The two interesting cases to look at are when our prior guess is right, such that $p_{\mu} \approx p_{\text{true}}$ and when our prior is very wrong, so we have been tricked and were given a coin with bias very different to what we thought. 

![Non_Uniform_Bayes](figs/non_uniform.png)

In the bottom graph we see when our prior is right, each of the updated posteriors rapidly converges to the true value, with a more spiked (confident) distribution. However, when we have been tricked and our prior is very wrong, the posteriors are 'dragged' away from our prior as more and more data flows in.

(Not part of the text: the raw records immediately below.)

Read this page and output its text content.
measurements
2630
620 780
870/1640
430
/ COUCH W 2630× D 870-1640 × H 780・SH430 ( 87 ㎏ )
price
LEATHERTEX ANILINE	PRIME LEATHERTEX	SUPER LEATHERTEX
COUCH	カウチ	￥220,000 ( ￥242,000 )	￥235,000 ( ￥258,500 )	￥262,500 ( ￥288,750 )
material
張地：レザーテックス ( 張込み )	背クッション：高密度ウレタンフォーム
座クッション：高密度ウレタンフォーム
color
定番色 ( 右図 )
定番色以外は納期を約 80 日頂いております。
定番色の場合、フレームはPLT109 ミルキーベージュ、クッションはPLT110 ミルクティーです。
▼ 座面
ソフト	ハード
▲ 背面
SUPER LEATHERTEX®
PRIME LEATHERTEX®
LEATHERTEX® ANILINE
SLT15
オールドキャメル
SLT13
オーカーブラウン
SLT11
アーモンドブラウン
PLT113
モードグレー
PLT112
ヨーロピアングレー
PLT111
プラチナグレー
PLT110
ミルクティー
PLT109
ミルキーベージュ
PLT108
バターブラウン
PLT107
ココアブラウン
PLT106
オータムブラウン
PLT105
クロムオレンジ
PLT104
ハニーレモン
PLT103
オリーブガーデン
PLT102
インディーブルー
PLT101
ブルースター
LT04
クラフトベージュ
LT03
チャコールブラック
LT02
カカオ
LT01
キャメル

This reflects the balance between our initial opinion that a coin with $p_{\text{true}}=0.1$ is very unlikely, combined with the fact that we keep flipping tails over and over. It is interesting to see that even for only $N=100$ flips total, the posterior has moved significantly away from the initial prior.

Choosing a good prior can become very important when working with more complicated models. For example, in a 100-dimensional bayesian inference, the volume of posterior space to explore becomes huge and the process of converging our prior onto the true posterior becomes exponentially slower. Therefore choosing a prior which is accurate can drastically reduce the amount of data and computational resources required.